# DATA ANALYSIS STATISTICAL TECHNIQUES A DATA SCIENTIST SHOULD KNOW

Statistical data analysis is a procedure of performing various statistical operations. It is a kind of quantitative research, which seeks to quantify the data, and typically, applies some form of statistical analysis. Quantitative data involves descriptive data, such as survey data and observational data.Statistical data analysis generally involves some form of statistical tools, which a layman cannot perform without having any statistical knowledge. Here are the top statistical data analysis techniques.

#### Linear Regression

Linear Regression, is the technique that is used to predict a target variable by providing the best linear relationship among the dependent and independent variables where best fit indicates the sum of all the distances amidst the shape and actual observations at each data point is as minimum as achievable. There are two types of linear regression mainly, that are;

Simple Linear Regression: It deploys a sole independent variable to predict a dependent variable by providing the most suitable linear correlation. To understand Simple Linear Regression in detail, click the link.

Multiple Linear Regression: It takes more than one independent variable for predicting the dependent variable by providing the most suited linear relation. There is much more to explore about Multiple Linear Regression, learn with this guide.

#### Classification

Being a data mining technique, Classification authorizes specific categories to a collection of data for making more meticulous predictions and analysis. Types of classification techniques are;

Logistic Regression: A regression analysis technique to perform when the dependent variable is dichotomous or binary. It is a predictive analysis that is utilized for explaining data and the connection amongst one dependent binary variable and other nominal independent variables.

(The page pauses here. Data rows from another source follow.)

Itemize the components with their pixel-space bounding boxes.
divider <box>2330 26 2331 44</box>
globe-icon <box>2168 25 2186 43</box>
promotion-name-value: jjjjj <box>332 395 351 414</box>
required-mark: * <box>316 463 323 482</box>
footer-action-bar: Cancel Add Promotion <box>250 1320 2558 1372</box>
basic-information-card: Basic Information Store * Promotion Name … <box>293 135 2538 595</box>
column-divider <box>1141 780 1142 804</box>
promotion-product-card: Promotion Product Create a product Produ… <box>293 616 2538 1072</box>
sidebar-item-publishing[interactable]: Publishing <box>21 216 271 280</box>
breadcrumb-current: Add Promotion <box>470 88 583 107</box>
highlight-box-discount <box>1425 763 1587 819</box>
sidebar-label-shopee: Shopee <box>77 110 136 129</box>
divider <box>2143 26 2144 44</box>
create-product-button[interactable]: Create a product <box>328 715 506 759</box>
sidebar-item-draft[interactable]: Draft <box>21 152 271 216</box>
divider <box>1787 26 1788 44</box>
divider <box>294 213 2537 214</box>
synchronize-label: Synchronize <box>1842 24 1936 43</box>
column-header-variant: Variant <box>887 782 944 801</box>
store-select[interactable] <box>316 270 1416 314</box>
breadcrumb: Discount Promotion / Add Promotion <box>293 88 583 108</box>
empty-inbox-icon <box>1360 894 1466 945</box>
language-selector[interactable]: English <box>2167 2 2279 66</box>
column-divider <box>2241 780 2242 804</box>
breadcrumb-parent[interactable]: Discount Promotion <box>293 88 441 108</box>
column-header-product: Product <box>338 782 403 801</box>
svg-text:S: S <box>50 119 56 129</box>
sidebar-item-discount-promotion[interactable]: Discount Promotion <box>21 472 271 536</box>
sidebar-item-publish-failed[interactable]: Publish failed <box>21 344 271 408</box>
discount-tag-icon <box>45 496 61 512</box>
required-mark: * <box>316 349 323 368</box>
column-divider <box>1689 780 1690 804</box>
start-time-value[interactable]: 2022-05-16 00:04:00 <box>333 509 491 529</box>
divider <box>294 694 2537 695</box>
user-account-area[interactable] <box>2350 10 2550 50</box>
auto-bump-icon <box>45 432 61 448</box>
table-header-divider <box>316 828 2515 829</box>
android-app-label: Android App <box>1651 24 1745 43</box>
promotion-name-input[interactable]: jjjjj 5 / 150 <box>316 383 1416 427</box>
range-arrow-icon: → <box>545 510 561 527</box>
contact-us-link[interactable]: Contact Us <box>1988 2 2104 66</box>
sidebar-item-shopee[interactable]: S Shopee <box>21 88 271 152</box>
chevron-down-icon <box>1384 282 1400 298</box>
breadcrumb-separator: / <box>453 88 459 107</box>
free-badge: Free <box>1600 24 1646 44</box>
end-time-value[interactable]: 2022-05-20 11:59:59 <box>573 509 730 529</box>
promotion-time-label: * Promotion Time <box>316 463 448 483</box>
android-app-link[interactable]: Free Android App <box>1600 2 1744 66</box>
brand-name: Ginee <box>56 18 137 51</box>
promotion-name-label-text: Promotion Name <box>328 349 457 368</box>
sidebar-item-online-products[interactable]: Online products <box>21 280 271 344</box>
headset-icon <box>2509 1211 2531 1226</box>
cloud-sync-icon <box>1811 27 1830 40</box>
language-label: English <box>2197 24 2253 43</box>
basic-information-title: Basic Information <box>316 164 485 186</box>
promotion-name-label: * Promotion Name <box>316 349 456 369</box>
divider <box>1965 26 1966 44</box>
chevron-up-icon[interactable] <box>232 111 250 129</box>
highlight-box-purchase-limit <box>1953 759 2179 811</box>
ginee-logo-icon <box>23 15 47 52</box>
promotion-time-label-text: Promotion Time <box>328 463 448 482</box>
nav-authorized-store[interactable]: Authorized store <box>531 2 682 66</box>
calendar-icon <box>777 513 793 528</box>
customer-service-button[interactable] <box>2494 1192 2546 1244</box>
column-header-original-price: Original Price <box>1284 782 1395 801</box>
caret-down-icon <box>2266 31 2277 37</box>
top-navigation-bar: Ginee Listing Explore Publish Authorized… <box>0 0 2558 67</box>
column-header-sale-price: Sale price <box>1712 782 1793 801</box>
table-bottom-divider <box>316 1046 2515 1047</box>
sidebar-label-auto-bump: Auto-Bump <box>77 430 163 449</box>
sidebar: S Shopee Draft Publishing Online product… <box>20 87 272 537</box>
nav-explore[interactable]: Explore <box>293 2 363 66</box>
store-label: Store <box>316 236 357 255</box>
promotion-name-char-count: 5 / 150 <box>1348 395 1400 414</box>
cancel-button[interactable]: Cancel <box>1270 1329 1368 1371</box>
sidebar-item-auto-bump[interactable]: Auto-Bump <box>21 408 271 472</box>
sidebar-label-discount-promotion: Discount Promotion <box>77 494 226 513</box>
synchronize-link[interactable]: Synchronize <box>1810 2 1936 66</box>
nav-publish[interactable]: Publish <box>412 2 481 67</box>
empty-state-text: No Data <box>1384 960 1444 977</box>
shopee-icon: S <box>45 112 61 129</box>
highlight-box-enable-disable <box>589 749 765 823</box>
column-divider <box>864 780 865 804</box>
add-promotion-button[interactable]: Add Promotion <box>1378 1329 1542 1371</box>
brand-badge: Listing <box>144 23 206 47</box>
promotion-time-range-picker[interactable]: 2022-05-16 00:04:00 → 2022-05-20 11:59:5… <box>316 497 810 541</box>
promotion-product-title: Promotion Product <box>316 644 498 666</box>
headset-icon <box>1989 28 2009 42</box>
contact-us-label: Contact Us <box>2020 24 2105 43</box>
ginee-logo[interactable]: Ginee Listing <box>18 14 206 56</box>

Discriminant Analysis: In this analysis, two or more clusters (populations) are referred to as a priori and the new set of observations are grouped into one of the known clusters depending on computed features. It displays the distribution of the predictors “X” distinctly in each of the response classes and employs Bayes theorem to pitch these classes in terms of estimates for the probability of the response class, given the value of “X”.

#### Resampling Methods

The approach of extracting repeated pieces of samples from the actual data samples is known as Resampling which is a non-parametric method of statistical inference. Also, depending upon the original data, it produces a novel sampling distribution and employs experimental methods instead of analytical methods for generating specific sampling distribution. For understanding the resampling method, the below techniques also need to understand;

Bootstrapping: From validation of a predictive model and its performance, ensemble methods, estimation of bias to the variance of the model, Bootstrapping technique is used in these conditions. It operates through sampling with replacement from the actual data and accounts for the “not selected” data points as test samples.

Cross-Validation: This technique is used to validate the model performance, and can be executed by dividing the training data into K parts. During cross-validation execution, the K-1 part can be considered as training ser and the rest made out part acts as a test set. Up to K times, the process is repeated and then the average of K scores is accepted as performance estimation.

#### Tree-based Methods

Tree-based methods are the most commonly used techniques for both regression and classification problems. They incorporate layering or detaching the predictor space in terms of several manageable sections and are also known as decision-tree methods because the particular splitting rules are applied to fragment the predictor space that can be reviewed in a tree.

Bagging: It decreases the variance of prediction through producing extra data for training out of actual dataset by implementing “combinations with repetitions” for creating multi-step of the equivalent size as of original data. In actuality, the model predictive strength can’t be improved by enhancing the size of the training set, but the variance can be reduced, closely adjusting the prediction to an anticipated upshot.

Boosting:  This approach is used to compute the outcome through diverse models and after that average of the result is calculated applying a weighted average approach. Via integrating the benefits and deadfalls of this approach and varied weighting formula, an appropriate predictive efficiency can be fetched for an extensive chain of input data.

#### Unsupervised Learning

Unsupervised Learning techniques come into the picture and can be applied when the groups or categories across the data are not known. Clustering and the association rules are the common approaches (examples) of unsupervised learning in which various sets of data are assembled into strictly related groups (categories) of items.

Principal Component Analysis:

PCA supports in generating low dimensional illustration of the dataset by recognizing a linear set of the mutually uncorrelated blend of features having maximum variance. Also, it helps in acquiring latent interaction among the variables in an unsupervised framework.

K-Means Clustering:

Based on the distance of the cluster to the centroid, It segregates data into k dissimilar clusters.

Hierarchical Clustering:

By developing a cluster tree, hierarchical clustering aids in developing a multilevel hierarchy of clusters.